The Polish-Soviet Wars’ last great battle was fought along the Niemen River near Grodno. Tens of thousands of Red Army soldiers, some with no weapons at all, were fleeing back into Russia, occupied Ukraine, or went over the border with Prussia where they were interned for several months by the Germans. Reprisals were brutal in this period and many captured soldiers could face death. Especially Polish soldiers caught by the Red Army, who had no way of feeding or caring for them. In many cases surrendering men were shot, bayoneted, or killed by swords. Particularly alarming in the last phase of the war was the pogromic violence which reached shockingly high levels during the Soviet withdrawal in September and October 1920. Jews were killed by vengeful Poles (who thought many were Bolshevik sympathizers), Catholic and Jewish Poles were killed by vengeful Bolsheviks. Retreating Red Army cavalry patrols were known to be particularly brutal and sometimes anti-Semitic in their attacks.
Peace and Consequences
After the armistice of October 1920, scattered, very low intensity skirmishes and cavalry clashes were fought until the Peace of Riga was signed at Riga, Latvia by Polish and Soviet representatives on 18 March 1921. It confirmed the border between the two nations until the first days of World War Two in September 1939 when first the army of Nazi Germany and then Soviet Russia invaded Poland, partitioning the young nation yet again.
The Poles won numerous pieces of territory including land in Belarus and Western Ukraine though not as much as they had taken in their Ukrainian campaign in April-May 1920. Now Marshal, Piłsudski became the champion of Polish sovereignty and would hold a variety of roles in the post-war government including Prime Minister (twice) and inspector general & director of military affairs. He led a somewhat bloody coup in 1926 which returned power to the military and chief of state-though he retired soon after and would die of cancer in May 1935.
Piłsudski with his mare Kasztanka
General Mikhail Tukhachevsky continued his already remarkable career soon after the Polish-Soviet War when he was named Chief of the Red Army Military Academy after the Polish-Soviet conflict in 1921. He was named the Soviet military’s Chief of Staff serving in that capacity from 1925-1928 and later became the Deputy Minister for Defense.

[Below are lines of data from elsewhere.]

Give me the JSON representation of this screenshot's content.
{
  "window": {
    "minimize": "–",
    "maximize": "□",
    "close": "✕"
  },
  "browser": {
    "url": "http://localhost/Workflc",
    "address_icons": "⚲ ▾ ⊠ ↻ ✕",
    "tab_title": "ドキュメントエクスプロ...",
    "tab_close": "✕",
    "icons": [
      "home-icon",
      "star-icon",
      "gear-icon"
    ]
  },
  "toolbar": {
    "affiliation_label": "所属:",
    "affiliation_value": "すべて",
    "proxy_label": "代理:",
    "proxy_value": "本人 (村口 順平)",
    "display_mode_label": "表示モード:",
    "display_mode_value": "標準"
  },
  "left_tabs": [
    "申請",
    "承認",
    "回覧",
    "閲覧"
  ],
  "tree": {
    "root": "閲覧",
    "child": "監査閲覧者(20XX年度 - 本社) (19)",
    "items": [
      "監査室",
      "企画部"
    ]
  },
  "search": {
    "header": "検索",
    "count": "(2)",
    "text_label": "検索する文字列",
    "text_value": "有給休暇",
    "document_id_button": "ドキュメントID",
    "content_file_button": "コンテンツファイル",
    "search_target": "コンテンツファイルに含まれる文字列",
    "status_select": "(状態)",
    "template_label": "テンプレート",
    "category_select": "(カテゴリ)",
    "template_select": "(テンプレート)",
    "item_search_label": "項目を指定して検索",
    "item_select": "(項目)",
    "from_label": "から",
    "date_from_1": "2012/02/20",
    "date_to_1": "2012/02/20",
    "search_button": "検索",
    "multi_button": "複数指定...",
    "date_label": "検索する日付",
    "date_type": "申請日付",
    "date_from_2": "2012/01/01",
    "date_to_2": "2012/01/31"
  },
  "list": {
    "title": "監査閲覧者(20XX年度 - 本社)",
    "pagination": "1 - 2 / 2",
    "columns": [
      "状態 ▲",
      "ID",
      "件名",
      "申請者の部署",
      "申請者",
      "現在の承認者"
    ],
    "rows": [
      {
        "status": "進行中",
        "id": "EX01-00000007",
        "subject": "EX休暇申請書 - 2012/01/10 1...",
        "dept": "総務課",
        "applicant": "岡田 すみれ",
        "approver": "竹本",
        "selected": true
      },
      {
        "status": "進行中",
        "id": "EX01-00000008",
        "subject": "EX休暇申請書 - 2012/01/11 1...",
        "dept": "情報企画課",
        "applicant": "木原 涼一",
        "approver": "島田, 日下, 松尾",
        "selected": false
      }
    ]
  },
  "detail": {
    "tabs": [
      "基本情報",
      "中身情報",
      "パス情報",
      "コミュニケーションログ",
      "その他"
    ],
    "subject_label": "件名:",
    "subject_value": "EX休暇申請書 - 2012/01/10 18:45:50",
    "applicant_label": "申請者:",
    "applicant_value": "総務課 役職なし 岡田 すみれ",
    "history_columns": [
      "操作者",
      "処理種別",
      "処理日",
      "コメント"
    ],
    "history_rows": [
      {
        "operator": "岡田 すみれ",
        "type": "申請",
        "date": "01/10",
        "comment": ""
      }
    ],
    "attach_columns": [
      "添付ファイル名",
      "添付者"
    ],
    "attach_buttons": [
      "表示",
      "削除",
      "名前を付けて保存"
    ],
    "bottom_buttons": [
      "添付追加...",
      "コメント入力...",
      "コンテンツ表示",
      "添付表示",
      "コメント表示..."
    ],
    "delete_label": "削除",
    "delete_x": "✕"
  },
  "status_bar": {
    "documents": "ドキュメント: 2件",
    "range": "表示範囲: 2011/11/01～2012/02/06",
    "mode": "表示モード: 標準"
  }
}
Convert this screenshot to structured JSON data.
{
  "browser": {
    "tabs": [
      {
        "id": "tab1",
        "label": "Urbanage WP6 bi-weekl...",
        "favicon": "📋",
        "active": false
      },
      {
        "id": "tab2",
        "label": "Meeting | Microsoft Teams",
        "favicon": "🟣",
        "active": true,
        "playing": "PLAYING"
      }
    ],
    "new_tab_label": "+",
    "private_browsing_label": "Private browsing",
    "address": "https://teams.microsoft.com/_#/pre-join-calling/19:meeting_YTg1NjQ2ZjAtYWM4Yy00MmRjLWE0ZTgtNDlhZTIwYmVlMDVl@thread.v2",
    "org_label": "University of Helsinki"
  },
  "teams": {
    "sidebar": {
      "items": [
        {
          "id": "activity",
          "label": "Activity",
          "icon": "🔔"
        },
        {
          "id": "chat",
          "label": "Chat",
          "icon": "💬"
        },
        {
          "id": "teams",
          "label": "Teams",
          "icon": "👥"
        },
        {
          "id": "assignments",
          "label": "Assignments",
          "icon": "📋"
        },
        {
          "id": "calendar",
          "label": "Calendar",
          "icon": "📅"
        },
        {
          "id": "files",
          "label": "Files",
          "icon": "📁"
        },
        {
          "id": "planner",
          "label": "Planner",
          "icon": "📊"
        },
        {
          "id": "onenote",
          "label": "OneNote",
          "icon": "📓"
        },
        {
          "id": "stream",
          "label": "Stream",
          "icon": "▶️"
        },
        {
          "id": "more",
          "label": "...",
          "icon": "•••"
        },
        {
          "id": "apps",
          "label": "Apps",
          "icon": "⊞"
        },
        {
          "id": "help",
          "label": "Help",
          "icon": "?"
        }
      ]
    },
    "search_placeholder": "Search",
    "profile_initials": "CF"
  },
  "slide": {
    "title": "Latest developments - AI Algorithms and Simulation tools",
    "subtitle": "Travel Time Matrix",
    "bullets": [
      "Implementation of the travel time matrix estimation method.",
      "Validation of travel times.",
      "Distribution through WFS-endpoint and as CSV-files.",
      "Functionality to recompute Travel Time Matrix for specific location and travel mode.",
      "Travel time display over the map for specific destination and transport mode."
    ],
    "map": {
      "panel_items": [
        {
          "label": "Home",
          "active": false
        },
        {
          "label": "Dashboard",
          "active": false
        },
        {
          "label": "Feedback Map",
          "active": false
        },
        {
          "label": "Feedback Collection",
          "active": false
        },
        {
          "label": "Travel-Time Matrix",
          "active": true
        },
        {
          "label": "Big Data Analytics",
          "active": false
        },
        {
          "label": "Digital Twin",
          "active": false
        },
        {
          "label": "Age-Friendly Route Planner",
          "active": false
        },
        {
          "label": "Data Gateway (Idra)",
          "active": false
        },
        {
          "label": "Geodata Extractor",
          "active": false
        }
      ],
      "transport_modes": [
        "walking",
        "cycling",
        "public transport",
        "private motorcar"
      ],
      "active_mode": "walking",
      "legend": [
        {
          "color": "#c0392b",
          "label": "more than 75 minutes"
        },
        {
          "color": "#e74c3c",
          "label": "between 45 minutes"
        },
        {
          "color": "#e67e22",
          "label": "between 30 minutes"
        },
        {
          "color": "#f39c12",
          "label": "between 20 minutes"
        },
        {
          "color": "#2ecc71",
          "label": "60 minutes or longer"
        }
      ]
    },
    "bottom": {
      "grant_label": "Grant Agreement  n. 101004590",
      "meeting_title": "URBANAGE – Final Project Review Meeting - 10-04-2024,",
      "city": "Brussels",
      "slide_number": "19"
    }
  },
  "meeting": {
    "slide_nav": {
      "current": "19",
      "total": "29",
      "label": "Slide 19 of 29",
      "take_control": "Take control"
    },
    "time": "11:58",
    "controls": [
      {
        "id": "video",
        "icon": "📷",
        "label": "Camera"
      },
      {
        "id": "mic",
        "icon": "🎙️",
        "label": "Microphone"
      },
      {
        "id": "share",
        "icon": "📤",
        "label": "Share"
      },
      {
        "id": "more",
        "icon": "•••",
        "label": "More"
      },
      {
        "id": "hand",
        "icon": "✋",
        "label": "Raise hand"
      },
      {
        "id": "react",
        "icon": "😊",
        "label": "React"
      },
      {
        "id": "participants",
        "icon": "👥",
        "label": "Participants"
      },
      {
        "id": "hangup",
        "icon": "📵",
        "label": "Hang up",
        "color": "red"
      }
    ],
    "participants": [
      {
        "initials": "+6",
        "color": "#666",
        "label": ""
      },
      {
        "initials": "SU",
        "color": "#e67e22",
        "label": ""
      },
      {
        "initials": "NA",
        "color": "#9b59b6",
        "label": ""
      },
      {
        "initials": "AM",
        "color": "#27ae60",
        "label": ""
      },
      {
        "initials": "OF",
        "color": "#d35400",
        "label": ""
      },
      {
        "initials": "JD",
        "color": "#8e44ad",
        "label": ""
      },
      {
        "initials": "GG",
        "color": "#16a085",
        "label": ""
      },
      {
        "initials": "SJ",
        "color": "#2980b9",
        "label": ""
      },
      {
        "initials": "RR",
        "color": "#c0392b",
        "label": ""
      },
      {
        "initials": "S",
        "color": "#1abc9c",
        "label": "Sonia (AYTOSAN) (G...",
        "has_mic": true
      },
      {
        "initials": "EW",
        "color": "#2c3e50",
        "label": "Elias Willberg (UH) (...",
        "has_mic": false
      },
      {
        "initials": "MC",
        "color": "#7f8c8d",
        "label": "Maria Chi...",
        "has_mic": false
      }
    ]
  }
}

At just 42 years of age, Tukhachevsky was named Marshal of the Soviet Union (the first ever for the young Soviet nation). Only two years later he was arrested, given a show trial, and then executed by Stalin’s NKVD assassins (People's Commissariat for Internal Affairs) with a bullet to the back to the head, as were many tens of thousands, if not hundreds of thousands of other Soviet citizens, soldiers, and politicians during the Great Purge of 1936-1939.
Marshal Mikhail Tukhachevsky
Leon Trotsky, the People's Commissar of Military and Naval Affairs of the Soviet Union before and during the Polish-Soviet was exiled from the Soviet Union earlier in 1929. His life ended in assassination by a Stalinist agent whilst living in Mexico in the year 1940. General Sikorski served in Poland’s post-war government until Piłsudski's May Coup of 1926. He escaped Poland before the the German and Soviet invasions and later organized the Polish government-in-exile’s military participation as a part of the Allied War effort from 1939-1943. Tragically Sikorski perished in a plane crash off Gibraltar in July 1943 under circumstances which are still suspicious.